Cependant, la seule option qui s'offrait à moi était de le relancer, à la limite de l'harcèlement. Je me résolus à lui parler de mon passé, de ma vie privée, de Takeshi. Livrer mon histoire tragique à un inconnu m'était insupportable, je le faisais vraiment pour une bonne cause ! Je jouais la victime. Oui. La victime. Je prenais fallacieusement la position de ce pauvre Cradopaud qui n'avait pas eu son mot à dire. Je ne lâcherais rien tant que je n'aurais pas la certitude du choix du crapaud.
Avoir sorti le grand jeux n'avait même pas effleuré la sensibilité de ce fichu Pokemaniac. Il n'acceptait pas non plus un rendez-vous pour simplement revoir Cradopaud, sans parler d'échange. Ses réponses brèves et vulgaires ne dépeignaient aucune trace d'empathie. Etait-il vraiment humain ? J'avais déjà rencontré des personnes égoïstes ou antipathiques, mais lui se démarquait par un côté vraiment malsain. Il ne se contentait pas de me donner une leçon, il jubilait de mon état. Selon ses dires, je faisais partie des déchets qui représenterait la majorité de la population actuelle. L'incompréhension totale face à son monologue propagandiste me bloqua.

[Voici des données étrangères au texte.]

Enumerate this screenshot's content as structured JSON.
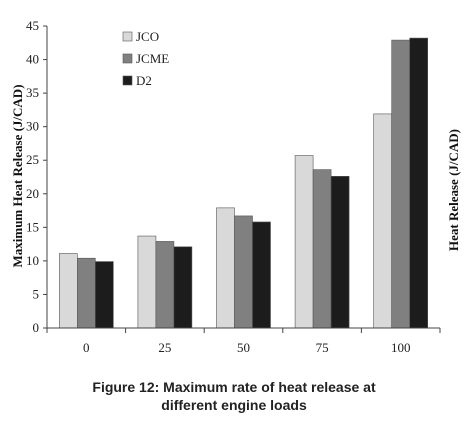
{
  "chart_data": {
    "type": "bar",
    "ylabel": "Maximum Heat Release (J/CAD)",
    "side_label": "Heat Release (J/CAD)",
    "categories": [
      "0",
      "25",
      "50",
      "75",
      "100"
    ],
    "ylim": [
      0,
      45
    ],
    "yticks": [
      "0",
      "5",
      "10",
      "15",
      "20",
      "25",
      "30",
      "35",
      "40",
      "45"
    ],
    "legend_position": "top-left",
    "grid": false,
    "series": [
      {
        "name": "JCO",
        "color": "#d9d9d9",
        "values": [
          11.1,
          13.7,
          17.9,
          25.7,
          31.9
        ]
      },
      {
        "name": "JCME",
        "color": "#808080",
        "values": [
          10.4,
          12.9,
          16.7,
          23.6,
          42.9
        ]
      },
      {
        "name": "D2",
        "color": "#1c1c1c",
        "values": [
          9.9,
          12.1,
          15.8,
          22.6,
          43.2
        ]
      }
    ]
  },
  "caption": {
    "line1": "Figure 12: Maximum rate of heat release at",
    "line2": "different engine loads"
  }
}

Je compris à cet instant que Cradopaud se trouvait entre les mains d'un vrai psychopathe. Tous les moyens, autant légaux que non, seraient bons pour le récupérer.
La manipulation et le mensonge constituaient mes seules armes face à ce fou. Avec mon expérience médiocre en terme de combat et ma condition physique pas top, engager la bagarre fut rapidement banni de mon plan. J'allais devoir me creuser les méninges pour organiser une rencontre coûte que coûte, et j'aviserais ensuite en conséquence.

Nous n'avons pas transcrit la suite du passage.